An extension of the problem is you don't always know with exact certainty how long the "bounce" process took (i.e. the time taken for the onboard computer to receive the ping, process it, trigger a transmission back). Even if you know with certainty how many cpu cycles that took, you're timing is based on the clock frequency of the onboard cpu, which isn't accurate enough either.
"
Even if you know with certainty how many cpu cycles that took, you're timing is based on the clock frequency of the onboard cpu, which isn't accurate enough either.
"
Then you don't base the delay on the CPU cycles of the CPU clock. You use the CPU to put the reply into a buffer, but use the atomic clock as a timer to decide when to release the buffer to the transmitter.
Or have a dedicated CPU (or hardware state machine) for handling pings, which has its clock derived from the on-board atomic clock instead of a normal Xtal oscillator.

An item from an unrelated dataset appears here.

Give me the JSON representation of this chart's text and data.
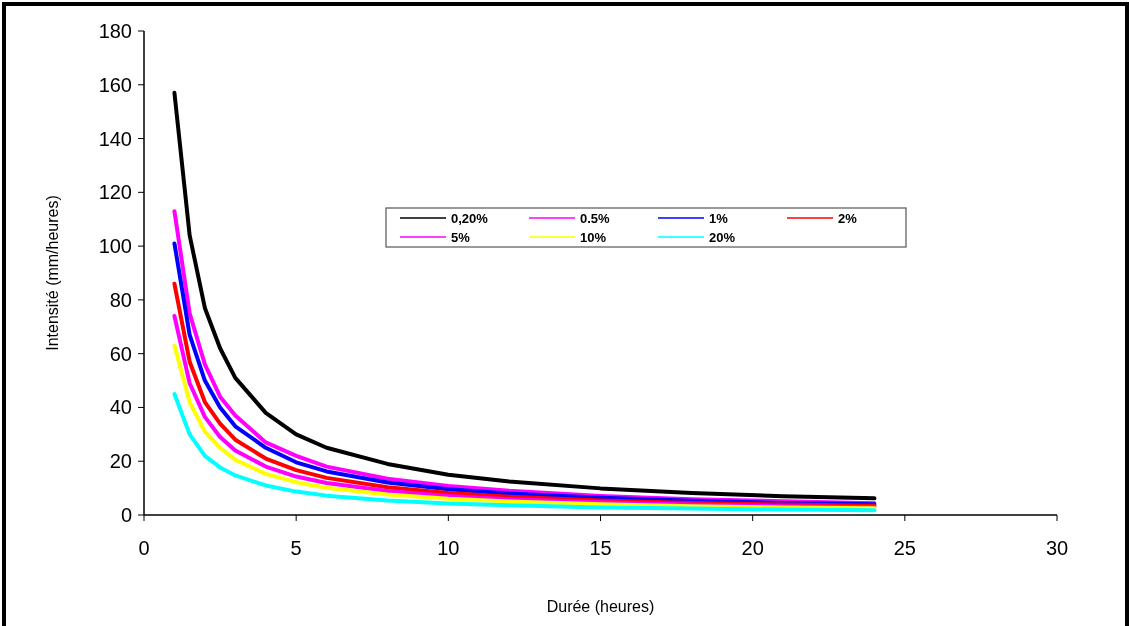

Then you make sure that's not in the loop: either you simply replay the signal you got via some fixed delay with no hairy digital processing at all, or you read the reply into a buffer which you then read & transmit from using an accurate-enough clock (not the CPU clock probably) timing from the moment the signal was received.
No computers involved in the round trip measurement. Deep Space spacecraft fly what's known as a coherent transponder. It takes the input signal (e.g. at 7.15 GHz) and generates an output signal at precisely 880/749 * input frequency (usually around 8.45 GHz). Or, at X band up (7.15) and Ka-band down (at ~32 GHz) or other combinations. On the ground, the phase of the received signal is compared with a reference from a hydrogen maser which was used to generate the transmitted signal. Typically, over a path to, say, Jupiter, the time delay (and hence the range) can be resolved on the order of cm, and the range rate (Doppler) to mm/s. That is, on a billion kilometer path (1e12 meters), phase changes corresponding to a few cm can be measured - call it 1 part in 1E14.
The time delay through the transponder and the rest of the radio system is measured on the ground, before launch, over temperature, so that factor can be taken into account.